8erberg (Beitrag #10) schrieb:

hast Du höhere Auflagekraft/Antiskating probiert?


Ups, das habe ich gestern versäumt, wird nach der Arbeit nachgeholt. Viel ist da aber nicht mehr drin, kann maximal auf 2 gehen...(Momentan 1.5)


einstein-2 (Beitrag #11) schrieb:

Überprüfe mal, ob der Nadeleinschub formschlüssig
Im System sitzt.


Der sitzt schön "schnack" drauf.
sealpin
Inventar
#13 erstellt: Heute, 08:59
Wenn der Tonabnehmer hörbar mit klingt, ggf. sogar die Resonanzen am gesamten Tonarm zu hören oder zu fühlen sind, dann passt der Tonabnehmer mit seiner Nadelnachgiebigkeit nicht zum Tonarm.
scerms
Stammgast
#14 erstellt: Heute, 09:40
Das wird wohl so sein.
Leider gibt es zur Nadelnachgiebigkeit der Nachbaunadel keine Angaben, ebenso wenig zur Masse des Tonarms.
Der Tonarm ist recht ähnlich zum Sansui SR636/838, die gelten wohl als mittelschwer...
Ich habe eben einen anderen Nadeleinschub bei Thakker bestellt und werde berichten, ob sich was ändert.
Ich werde auch heute Abend mal die Auflagekraft erhöhen und ebenfalls berichten.

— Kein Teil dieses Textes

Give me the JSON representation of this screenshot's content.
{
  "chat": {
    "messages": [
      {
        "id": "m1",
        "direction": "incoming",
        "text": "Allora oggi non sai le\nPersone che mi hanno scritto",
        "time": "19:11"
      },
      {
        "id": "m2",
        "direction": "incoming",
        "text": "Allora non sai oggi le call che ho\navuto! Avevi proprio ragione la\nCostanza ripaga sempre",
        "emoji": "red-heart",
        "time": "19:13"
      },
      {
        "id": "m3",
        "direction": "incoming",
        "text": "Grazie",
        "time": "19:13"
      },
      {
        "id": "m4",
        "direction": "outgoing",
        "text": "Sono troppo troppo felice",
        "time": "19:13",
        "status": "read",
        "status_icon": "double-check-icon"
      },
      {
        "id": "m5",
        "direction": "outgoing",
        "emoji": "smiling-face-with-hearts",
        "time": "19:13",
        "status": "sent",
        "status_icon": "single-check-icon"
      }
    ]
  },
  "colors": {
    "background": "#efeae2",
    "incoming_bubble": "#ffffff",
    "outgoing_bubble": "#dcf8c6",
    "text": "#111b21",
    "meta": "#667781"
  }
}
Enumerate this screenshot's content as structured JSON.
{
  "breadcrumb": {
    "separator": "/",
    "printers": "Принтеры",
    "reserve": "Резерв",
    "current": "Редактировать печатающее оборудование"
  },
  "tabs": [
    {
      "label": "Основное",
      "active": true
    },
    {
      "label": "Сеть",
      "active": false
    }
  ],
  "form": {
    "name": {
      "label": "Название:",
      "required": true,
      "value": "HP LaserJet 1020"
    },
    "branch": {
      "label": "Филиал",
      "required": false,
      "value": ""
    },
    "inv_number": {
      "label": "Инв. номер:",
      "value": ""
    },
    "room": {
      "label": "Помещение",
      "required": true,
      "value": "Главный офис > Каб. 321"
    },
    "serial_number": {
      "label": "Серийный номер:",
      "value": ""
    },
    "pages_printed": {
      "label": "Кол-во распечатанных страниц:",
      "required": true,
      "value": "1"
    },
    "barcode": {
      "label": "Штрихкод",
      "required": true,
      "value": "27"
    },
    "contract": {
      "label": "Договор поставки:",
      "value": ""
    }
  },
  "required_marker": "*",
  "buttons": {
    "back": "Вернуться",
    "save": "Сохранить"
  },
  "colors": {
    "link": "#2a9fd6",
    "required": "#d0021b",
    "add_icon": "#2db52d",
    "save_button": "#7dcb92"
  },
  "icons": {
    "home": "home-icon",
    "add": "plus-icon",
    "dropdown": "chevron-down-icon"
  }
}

Nur zum Verständnis: wenn die Nadelnachgiebigkeit nicht zum Tonarm passt und diese Resonanzen verursacht, brauche ich einen "weicheren" Einschub mit >mehr< Nachgiebigkeit, richtig?
Bzw. andersherum, diese Nadel braucht einen Tonarm mit mehr Masse?

Gruß Sebi
sealpin
Inventar
#15 erstellt: Heute, 10:04
Korrekt.

Ist die Nadel „zu hart“ (niedrige Compliance) für deinen eher leichten Arm, liegt die Resonanzfrequenz zu hoch – dann bräuchtest du entweder einen weicheren Einschub (höhere Compliance) oder einen Tonarm mit mehr effektiver Masse.
Umgekehrt: Eine sehr weiche, hochcompliance Nadel gehört eher an einen leichten Arm; an einem schweren Arm rutscht die Resonanz zu weit nach unten.